Posted: Wednesday 3rd October 2012 at 12:09 pm

US Embassy organizes science workshop for girls

Over the years, employable skills in the field of maths and science have been dominated by men.

It has become normal to have 2 out of 80 science students been girls.
It is to help change this perception that the Public Affairs Section of the US embassy is organizing a week long workshop in Accra, Tamale and Kumasi for school girls aged 10-14.

Women and girls have historically been under-represented in the study of math and science.

Interestingly, female students have over the years accepted the perception, science and maths are for the “sharp brain” – boys.

Speaking to Joy News, during the Accra program, Director General, Ghana India Kofi Annan center of excellence in ICT, Dorothy Gordon explained, for Ghana’s economy to expand, more focus needs to be paid on promoting science and math education in the Junior and Senior High Schools.

She said “Society is becoming even more technology driven than in the past and if we are going to keep up and Ghana is going to be competitive, it’s very important that we harness all our brains.

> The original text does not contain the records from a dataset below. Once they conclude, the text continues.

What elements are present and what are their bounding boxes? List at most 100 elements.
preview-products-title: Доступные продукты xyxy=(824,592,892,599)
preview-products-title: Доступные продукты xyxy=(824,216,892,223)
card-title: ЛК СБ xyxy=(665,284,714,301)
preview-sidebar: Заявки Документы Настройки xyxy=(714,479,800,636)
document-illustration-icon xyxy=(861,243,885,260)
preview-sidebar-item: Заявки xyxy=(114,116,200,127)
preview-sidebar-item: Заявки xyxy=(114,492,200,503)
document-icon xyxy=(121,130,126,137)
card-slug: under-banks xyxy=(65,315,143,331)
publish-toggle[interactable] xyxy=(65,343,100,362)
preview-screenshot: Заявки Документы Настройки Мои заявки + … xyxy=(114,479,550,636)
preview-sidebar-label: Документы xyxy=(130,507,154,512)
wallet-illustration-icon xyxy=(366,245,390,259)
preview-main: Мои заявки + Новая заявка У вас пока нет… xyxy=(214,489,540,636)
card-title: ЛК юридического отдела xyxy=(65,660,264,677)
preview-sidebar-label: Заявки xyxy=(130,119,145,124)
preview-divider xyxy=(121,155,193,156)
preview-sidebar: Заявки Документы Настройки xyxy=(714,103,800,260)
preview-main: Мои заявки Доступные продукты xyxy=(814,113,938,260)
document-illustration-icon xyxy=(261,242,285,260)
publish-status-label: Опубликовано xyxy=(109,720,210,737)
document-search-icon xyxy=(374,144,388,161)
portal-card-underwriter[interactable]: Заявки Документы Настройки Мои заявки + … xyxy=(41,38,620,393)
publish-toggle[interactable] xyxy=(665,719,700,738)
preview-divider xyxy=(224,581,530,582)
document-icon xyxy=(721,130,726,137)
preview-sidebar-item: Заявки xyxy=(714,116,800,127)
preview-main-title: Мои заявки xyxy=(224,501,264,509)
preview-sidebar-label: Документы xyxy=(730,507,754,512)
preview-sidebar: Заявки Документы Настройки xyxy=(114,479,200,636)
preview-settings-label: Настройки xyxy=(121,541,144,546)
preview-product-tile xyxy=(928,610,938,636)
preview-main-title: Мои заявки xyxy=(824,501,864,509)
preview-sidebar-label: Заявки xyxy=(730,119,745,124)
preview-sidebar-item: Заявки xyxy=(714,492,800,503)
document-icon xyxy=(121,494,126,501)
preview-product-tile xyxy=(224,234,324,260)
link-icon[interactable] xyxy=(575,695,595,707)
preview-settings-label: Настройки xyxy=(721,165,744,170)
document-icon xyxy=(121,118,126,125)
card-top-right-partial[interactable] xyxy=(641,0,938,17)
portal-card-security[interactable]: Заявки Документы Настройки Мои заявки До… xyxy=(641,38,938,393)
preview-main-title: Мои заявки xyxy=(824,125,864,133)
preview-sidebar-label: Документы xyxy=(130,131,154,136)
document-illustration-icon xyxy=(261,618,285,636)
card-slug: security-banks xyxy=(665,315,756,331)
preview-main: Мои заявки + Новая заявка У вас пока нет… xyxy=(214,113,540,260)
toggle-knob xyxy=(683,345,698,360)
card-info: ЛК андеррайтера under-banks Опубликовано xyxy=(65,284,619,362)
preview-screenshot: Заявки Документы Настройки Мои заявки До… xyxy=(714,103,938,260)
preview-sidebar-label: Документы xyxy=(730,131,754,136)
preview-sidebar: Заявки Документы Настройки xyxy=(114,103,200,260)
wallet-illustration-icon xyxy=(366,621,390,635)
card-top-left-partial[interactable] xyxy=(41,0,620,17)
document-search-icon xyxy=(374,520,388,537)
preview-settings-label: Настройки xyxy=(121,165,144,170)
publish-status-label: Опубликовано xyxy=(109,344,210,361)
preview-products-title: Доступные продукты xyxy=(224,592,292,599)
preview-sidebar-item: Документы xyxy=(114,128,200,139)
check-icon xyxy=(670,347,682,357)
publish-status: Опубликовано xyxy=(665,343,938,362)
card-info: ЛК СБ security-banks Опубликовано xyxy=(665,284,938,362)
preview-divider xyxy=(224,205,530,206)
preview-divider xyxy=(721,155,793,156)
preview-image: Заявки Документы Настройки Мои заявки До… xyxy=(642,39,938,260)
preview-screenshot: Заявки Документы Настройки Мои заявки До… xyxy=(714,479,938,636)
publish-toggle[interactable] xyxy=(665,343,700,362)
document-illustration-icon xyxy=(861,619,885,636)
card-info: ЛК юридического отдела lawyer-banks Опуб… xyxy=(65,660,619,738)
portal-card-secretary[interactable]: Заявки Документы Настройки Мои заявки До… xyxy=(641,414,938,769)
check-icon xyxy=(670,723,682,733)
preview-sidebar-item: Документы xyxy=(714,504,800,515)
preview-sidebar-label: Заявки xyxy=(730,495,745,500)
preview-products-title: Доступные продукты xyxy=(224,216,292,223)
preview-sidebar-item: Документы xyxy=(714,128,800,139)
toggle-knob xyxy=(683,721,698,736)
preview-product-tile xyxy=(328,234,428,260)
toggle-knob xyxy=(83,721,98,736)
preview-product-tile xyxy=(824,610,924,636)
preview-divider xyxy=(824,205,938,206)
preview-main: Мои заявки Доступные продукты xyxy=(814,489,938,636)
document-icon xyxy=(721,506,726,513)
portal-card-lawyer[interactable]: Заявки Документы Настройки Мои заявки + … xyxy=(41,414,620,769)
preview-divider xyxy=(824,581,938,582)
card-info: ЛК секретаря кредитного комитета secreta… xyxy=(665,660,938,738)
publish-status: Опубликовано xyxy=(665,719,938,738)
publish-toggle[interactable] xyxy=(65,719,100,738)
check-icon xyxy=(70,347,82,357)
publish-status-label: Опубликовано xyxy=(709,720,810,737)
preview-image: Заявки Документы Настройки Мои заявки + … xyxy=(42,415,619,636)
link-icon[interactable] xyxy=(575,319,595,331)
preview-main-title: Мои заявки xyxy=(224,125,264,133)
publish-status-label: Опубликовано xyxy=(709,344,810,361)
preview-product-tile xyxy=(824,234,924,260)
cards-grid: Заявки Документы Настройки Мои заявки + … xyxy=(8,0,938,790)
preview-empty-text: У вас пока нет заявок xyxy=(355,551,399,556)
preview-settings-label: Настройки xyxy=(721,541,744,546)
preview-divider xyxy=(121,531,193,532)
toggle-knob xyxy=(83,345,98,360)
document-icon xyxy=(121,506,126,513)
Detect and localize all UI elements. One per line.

We cannot leave 51% of the nation’s brains behind and say that they are not going to partake in this technological revolution. So it is very important for Ghana – if we are going to be competitive that we harness all our brains – and that includes girls, young women and women.”

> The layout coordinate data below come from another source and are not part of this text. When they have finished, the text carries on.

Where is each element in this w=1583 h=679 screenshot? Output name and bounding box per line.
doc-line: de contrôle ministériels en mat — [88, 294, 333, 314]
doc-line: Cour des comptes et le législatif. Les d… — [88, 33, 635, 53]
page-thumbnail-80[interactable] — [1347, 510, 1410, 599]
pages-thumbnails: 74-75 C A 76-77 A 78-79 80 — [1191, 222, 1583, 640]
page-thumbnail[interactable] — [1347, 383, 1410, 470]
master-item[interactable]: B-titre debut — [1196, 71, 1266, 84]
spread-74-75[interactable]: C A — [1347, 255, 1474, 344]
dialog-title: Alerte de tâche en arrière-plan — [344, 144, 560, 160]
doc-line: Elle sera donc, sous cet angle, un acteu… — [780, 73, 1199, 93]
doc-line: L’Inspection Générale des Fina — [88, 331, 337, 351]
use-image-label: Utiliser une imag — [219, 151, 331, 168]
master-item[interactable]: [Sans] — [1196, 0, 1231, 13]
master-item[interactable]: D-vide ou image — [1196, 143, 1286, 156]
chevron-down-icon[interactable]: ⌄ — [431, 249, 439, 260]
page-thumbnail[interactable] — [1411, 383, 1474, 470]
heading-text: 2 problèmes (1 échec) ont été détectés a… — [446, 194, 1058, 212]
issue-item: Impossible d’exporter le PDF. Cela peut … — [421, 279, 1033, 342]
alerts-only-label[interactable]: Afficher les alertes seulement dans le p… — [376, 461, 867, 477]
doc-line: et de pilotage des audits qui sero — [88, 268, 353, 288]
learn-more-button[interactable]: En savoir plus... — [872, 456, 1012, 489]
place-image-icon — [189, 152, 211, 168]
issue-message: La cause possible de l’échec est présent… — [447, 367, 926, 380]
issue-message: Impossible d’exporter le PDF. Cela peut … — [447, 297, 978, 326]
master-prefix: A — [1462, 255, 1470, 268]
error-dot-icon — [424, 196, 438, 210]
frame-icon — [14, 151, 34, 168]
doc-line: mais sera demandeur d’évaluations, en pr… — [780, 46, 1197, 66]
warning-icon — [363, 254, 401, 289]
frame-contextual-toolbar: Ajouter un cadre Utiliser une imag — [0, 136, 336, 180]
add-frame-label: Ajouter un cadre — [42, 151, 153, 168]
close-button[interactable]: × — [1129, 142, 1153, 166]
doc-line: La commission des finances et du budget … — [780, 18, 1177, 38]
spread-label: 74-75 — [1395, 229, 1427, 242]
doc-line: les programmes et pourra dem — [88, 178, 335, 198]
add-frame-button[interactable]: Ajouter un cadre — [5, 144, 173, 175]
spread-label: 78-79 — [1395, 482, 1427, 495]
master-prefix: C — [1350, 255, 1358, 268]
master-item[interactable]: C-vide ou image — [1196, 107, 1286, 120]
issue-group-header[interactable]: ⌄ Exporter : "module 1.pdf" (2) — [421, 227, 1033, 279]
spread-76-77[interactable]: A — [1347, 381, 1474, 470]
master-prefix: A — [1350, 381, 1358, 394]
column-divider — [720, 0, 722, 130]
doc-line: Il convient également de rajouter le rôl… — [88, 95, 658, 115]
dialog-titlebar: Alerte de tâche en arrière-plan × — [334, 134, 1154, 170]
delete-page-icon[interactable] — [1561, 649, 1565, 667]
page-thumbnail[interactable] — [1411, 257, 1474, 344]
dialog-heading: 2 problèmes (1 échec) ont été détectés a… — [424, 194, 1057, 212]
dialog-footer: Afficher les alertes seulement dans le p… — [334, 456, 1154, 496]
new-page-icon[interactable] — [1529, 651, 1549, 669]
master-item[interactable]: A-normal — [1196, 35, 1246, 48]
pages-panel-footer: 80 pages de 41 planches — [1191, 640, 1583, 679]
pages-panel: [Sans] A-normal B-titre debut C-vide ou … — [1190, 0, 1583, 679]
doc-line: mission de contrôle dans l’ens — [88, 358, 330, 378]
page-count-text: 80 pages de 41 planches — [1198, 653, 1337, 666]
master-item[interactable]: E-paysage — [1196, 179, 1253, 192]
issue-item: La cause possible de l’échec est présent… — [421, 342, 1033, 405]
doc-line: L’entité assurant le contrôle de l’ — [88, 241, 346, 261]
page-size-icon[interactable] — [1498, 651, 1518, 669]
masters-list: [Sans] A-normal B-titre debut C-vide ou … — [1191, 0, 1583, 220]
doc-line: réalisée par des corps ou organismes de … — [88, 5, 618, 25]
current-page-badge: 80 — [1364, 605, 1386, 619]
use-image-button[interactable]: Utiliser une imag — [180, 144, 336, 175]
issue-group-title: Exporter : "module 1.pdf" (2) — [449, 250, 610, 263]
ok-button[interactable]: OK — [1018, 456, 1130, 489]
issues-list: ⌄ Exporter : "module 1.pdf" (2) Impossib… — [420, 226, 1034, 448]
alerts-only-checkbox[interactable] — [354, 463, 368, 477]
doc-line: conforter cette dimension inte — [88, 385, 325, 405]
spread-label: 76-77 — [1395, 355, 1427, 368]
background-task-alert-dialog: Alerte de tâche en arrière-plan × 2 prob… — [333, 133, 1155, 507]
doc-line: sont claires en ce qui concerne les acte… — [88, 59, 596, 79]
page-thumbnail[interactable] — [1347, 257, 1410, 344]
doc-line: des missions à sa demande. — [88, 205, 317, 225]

She refuted the notion that science education and professional careers in science is limited to being a doctor.

Dorothy Gordon, also called for an improvement in the quality of math and science teachers. According to her there is the “need to send very clear messaging that is something you can do as a young person it is a possibility”.

The aim of this program is to heighten their interest in math and science and also encourage them to venture into careers such as IT specialists and engineering.

Dr. Kimberly Brown, a Resource Person at the workshop, encouraged girls to take the study of math and science seriously. She noted that “the future in every economy is going to be technical jobs. So if we don’t get a lot more girls involved in technical jobs, we are going to be left out …. Computers, ICT, robotics, technology”.